Okay, let me put it in other words: Pemdas and bodmas are bullshit. They are made up to help you memorise the order of operations. Multiplication and division are on the same level, so you do them linearly aka left to right.
Pemdas and bodmas are not bullshit, they are a standard to disambiguate expression communication. They are order of operations. Multiplication and division are not on the same level, they are distinct operations which form the identity when combined with a multiplication.
Similarly, log(x) and e^x are not the same operation, but form identity when composited.
Formulations of division in algebra allow it to be at the same priority as multiplication by restructuring it as multiplication, but that requires formulating the expression a particular way. The ÷ operator however is strictly division. That’s its purpose. It’s not a fantastic operator for common usage because of this.
There are valid orders of operations, such as depmas which I just made up which would make the above expression extremely ambiguous.
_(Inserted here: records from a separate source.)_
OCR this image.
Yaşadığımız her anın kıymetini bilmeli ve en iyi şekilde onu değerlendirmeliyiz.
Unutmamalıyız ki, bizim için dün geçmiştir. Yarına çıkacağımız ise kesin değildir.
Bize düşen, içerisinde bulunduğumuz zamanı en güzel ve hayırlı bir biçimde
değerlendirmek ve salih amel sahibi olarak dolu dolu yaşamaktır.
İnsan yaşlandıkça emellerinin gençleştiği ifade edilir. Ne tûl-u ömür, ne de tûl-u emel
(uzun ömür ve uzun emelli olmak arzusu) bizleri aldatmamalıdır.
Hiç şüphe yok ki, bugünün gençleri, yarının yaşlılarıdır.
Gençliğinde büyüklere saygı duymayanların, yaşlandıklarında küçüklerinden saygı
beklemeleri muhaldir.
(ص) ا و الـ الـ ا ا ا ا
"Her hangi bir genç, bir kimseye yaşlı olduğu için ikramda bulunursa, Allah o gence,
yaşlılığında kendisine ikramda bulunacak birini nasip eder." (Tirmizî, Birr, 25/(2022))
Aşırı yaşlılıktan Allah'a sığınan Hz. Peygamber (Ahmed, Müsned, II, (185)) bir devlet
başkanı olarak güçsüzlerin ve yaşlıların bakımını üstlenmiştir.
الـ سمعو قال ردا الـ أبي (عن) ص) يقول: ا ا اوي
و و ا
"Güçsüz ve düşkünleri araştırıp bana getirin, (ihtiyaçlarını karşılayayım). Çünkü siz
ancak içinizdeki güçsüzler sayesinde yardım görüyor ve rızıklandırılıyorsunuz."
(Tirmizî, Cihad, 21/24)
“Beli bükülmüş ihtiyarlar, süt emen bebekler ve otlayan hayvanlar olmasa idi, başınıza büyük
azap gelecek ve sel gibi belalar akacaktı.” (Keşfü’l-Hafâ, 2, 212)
Completely mathematically valid, order of ops is an established convention, not mathematical fact.
I agree that pemdas is a bad acronym for teaching exactly because it can be misunderstood as multiplication coming before division and addition coming before substraction, when it’s not the case.
Luckily we don’t have that acronym where I grew up. We learned “dot before line” (as our division and multiplication symbols involve dots while the addition and substraction symbols only involve lines).
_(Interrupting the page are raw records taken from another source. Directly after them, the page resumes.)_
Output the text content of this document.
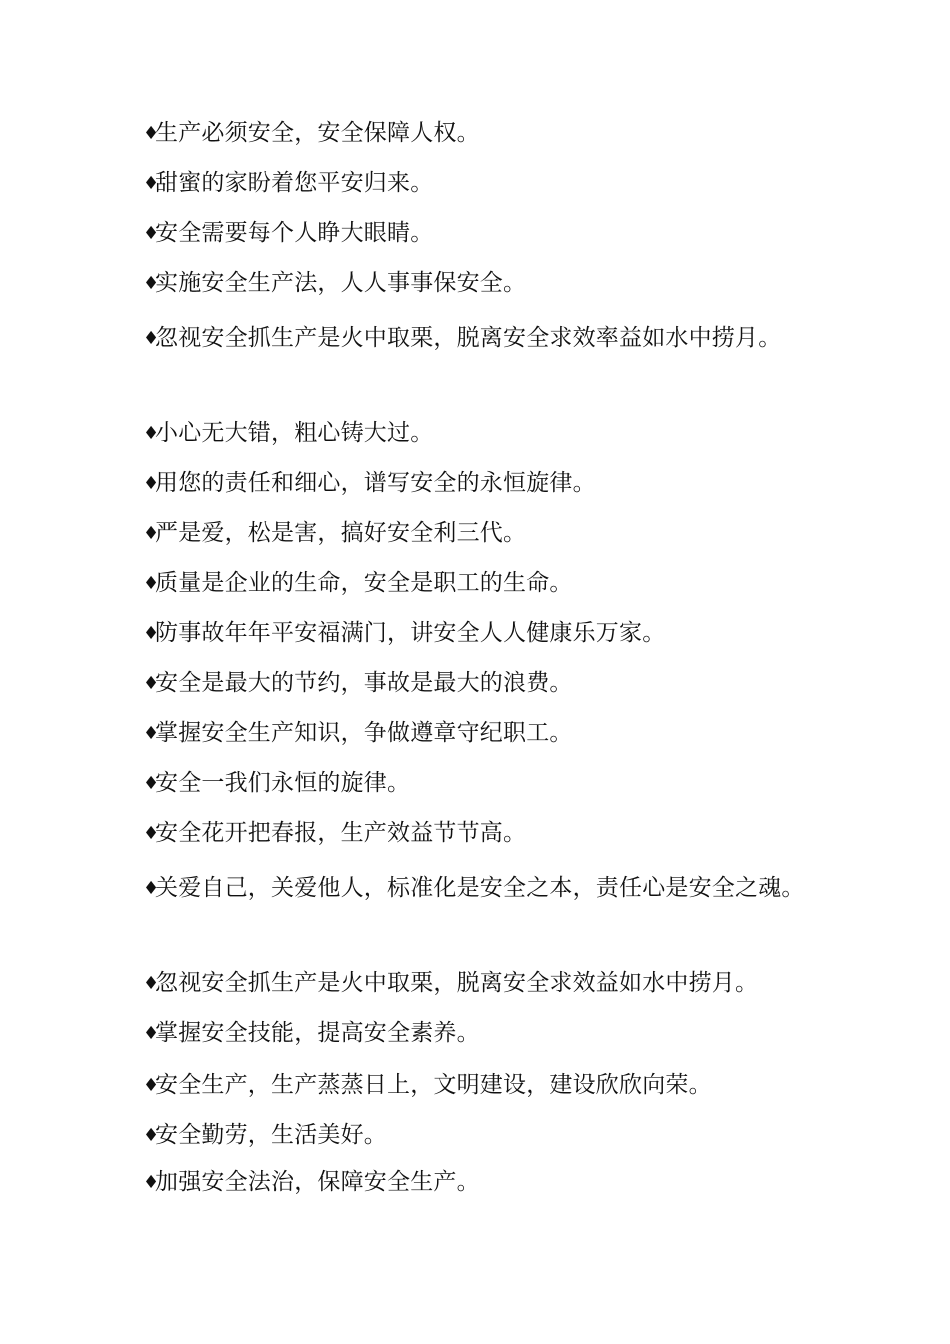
♦生产必须安全，安全保障人权。
♦甜蜜的家盼着您平安归来。
♦安全需要每个人睁大眼睛。
♦实施安全生产法，人人事事保安全。
♦忽视安全抓生产是火中取栗，脱离安全求效率益如水中捞月。
♦小心无大错，粗心铸大过。
♦用您的责任和细心，谱写安全的永恒旋律。
♦严是爱，松是害，搞好安全利三代。
♦质量是企业的生命，安全是职工的生命。
♦防事故年年平安福满门，讲安全人人健康乐万家。
♦安全是最大的节约，事故是最大的浪费。
♦掌握安全生产知识，争做遵章守纪职工。
♦安全一我们永恒的旋律。
♦安全花开把春报，生产效益节节高。
♦关爱自己，关爱他人，标准化是安全之本，责任心是安全之魂。
♦忽视安全抓生产是火中取栗，脱离安全求效益如水中捞月。
♦掌握安全技能，提高安全素养。
♦安全生产，生产蒸蒸日上，文明建设，建设欣欣向荣。
♦安全勤劳，生活美好。
♦加强安全法治，保障安全生产。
Dpemas would be a fully valid mathematical order of operations. As would only left to right. Or right to left. Or only parenthesis.
The ambiguity remains due to the ambiguity of division operators in single line phrasing and implied multiplication, not because of the shape of the operator lol
Okay, let me put it in other words: Pemdas and bodmas are bullshit. They are made up to help you memorise the order of operations. Multiplication and division are on the same level, so you do them linearly aka left to right.
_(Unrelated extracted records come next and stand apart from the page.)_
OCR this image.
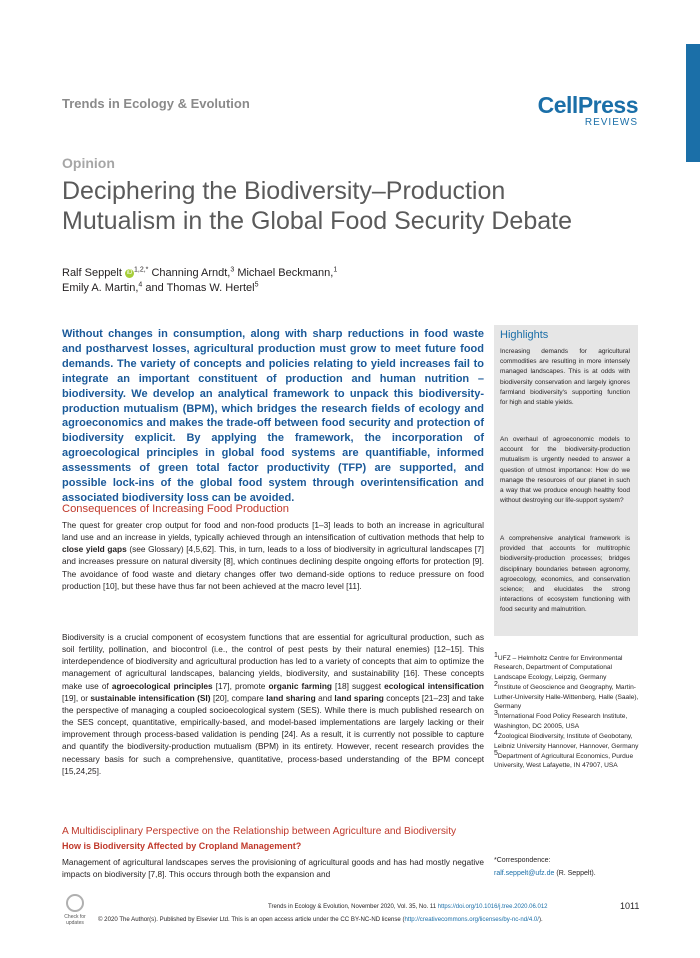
Trends in Ecology & Evolution	CellPress
REVIEWS
Opinion
Deciphering the Biodiversity–Production
Mutualism in the Global Food Security Debate

Ralf Seppelt iD $^{1,2,*}$ Channing Arndt,$^3$ Michael Beckmann,$^1$

Emily A. Martin,$^4$ and Thomas W. Hertel$^5$

Without changes in consumption, along with sharp reductions in food waste and postharvest losses, agricultural production must grow to meet future food demands. The variety of concepts and policies relating to yield increases fail to integrate an important constituent of production and human nutrition – biodiversity. We develop an analytical framework to unpack this biodiversity-production mutualism (BPM), which bridges the research fields of ecology and agroeconomics and makes the trade-off between food security and protection of biodiversity explicit. By applying the framework, the incorporation of agroecological principles in global food systems are quantifiable, informed assessments of green total factor productivity (TFP) are supported, and possible lock-ins of the global food system through overintensification and associated biodiversity loss can be avoided.

Consequences of Increasing Food Production

The quest for greater crop output for food and non-food products [1–3] leads to both an increase in agricultural land use and an increase in yields, typically achieved through an intensification of cultivation methods that help to close yield gaps (see Glossary) [4,5,62]. This, in turn, leads to a loss of biodiversity in agricultural landscapes [7] and increases pressure on natural diversity [8], which continues declining despite ongoing efforts for protection [9]. The avoidance of food waste and dietary changes offer two demand-side options to reduce pressure on food production [10], but these have thus far not been achieved at the macro level [11].

Biodiversity is a crucial component of ecosystem functions that are essential for agricultural production, such as soil fertility, pollination, and biocontrol (i.e., the control of pest pests by their natural enemies) [12–15]. This interdependence of biodiversity and agricultural production has led to a variety of concepts that aim to optimize the management of agricultural landscapes, balancing yields, biodiversity, and sustainability [16]. These concepts make use of agroecological principles [17], promote organic farming [18] suggest ecological intensification [19], or sustainable intensification (SI) [20], compare land sharing and land sparing concepts [21–23] and take the perspective of managing a coupled socioecological system (SES). While there is much published research on the SES concept, quantitative, empirically-based, and model-based implementations are largely lacking or their improvement through process-based validation is pending [24]. As a result, it is currently not possible to capture and quantify the biodiversity-production mutualism (BPM) in its entirety. However, recent research provides the necessary basis for such a comprehensive, quantitative, process-based understanding of the BPM concept [15,24,25].

A Multidisciplinary Perspective on the Relationship between Agriculture and Biodiversity
How is Biodiversity Affected by Cropland Management?

Management of agricultural landscapes serves the provisioning of agricultural goods and has had mostly negative impacts on biodiversity [7,8]. This occurs through both the expansion and

Highlights

Increasing demands for agricultural commodities are resulting in more intensely managed landscapes. This is at odds with biodiversity conservation and largely ignores farmland biodiversity's supporting function for high and stable yields.

An overhaul of agroeconomic models to account for the biodiversity-production mutualism is urgently needed to answer a question of utmost importance: How do we manage the resources of our planet in such a way that we produce enough healthy food without destroying our life-support system?

A comprehensive analytical framework is provided that accounts for multitrophic biodiversity-production processes; bridges disciplinary boundaries between agronomy, agroecology, economics, and conservation science; and elucidates the strong interactions of ecosystem functioning with food security and malnutrition.

$^1$UFZ – Helmholtz Centre for Environmental Research, Department of Computational Landscape Ecology, Leipzig, Germany

$^2$Institute of Geoscience and Geography, Martin-Luther-University Halle-Wittenberg, Halle (Saale), Germany

$^3$International Food Policy Research Institute, Washington, DC 20005, USA

$^4$Zoological Biodiversity, Institute of Geobotany, Leibniz University Hannover, Hannover, Germany

$^5$Department of Agricultural Economics, Purdue University, West Lafayette, IN 47907, USA

*Correspondence:
ralf.seppelt@ufz.de (R. Seppelt).
Check for updates
Trends in Ecology & Evolution, November 2020, Vol. 35, No. 11 https://doi.org/10.1016/j.tree.2020.06.012	1011
© 2020 The Author(s). Published by Elsevier Ltd. This is an open access article under the CC BY-NC-ND license (http://creativecommons.org/licenses/by-nc-nd/4.0/).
Pemdas and bodmas are not bullshit, they are a standard to disambiguate expression communication. They are order of operations. Multiplication and division are not on the same level, they are distinct operations which form the identity when combined with a multiplication.
Similarly, log(x) and e^x are not the same operation, but form identity when composited.
Formulations of division in algebra allow it to be at the same priority as multiplication by restructuring it as multiplication, but that requires formulating the expression a particular way. The ÷ operator however is strictly division. That’s its purpose. It’s not a fantastic operator for common usage because of this.
There are valid orders of operations, such as depmas which I just made up which would make the above expression extremely ambiguous. Completely mathematically valid, order of ops is an established convention, not mathematical fact.
This comment is the epitome of being confidently wrong on the internet.
For one misinterpretation? Are you sure about that?
There was 3 misinterpretations - see my reply to them.
I made a hashtag for people #LoudlyNotUnderstandingThings :-)
No, they’re not.
Yes, they are.
In other words, they are the inverse operation of each other - welcome to why they have the same precedence.
It’s a mathematical fact.
Except they are and you are literally demonstrating why PEMDAS is shitty acronym.
We’re agreed that order of operations is a poorly taught subject and pemdas would benefit from revision.
I agree that pemdas is a bad acronym for teaching exactly because it can be misunderstood as multiplication coming before division and addition coming before substraction, when it’s not the case.
Luckily we don’t have that acronym where I grew up. We learned “dot before line” (as our division and multiplication symbols involve dots while the addition and substraction symbols only involve lines).
However as I demonstrated an order of operations in which mult is before div is valid.
In this case your dot before line still would result in the above expression being ambiguous, as well.
You didn’t demonstrated that and it’s not.
We are also taught left to right, so no.
Dpemas would be a fully valid mathematical order of operations. As would only left to right. Or right to left. Or only parenthesis.
The ambiguity remains due to the ambiguity of division operators in single line phrasing and implied multiplication, not because of the shape of the operator lol
Sure, if everyone on the world would switch over and accept that as the offical order of operations, it would be valid. But that’s not the case.
So either learn the order everyone else uses … or be wrong.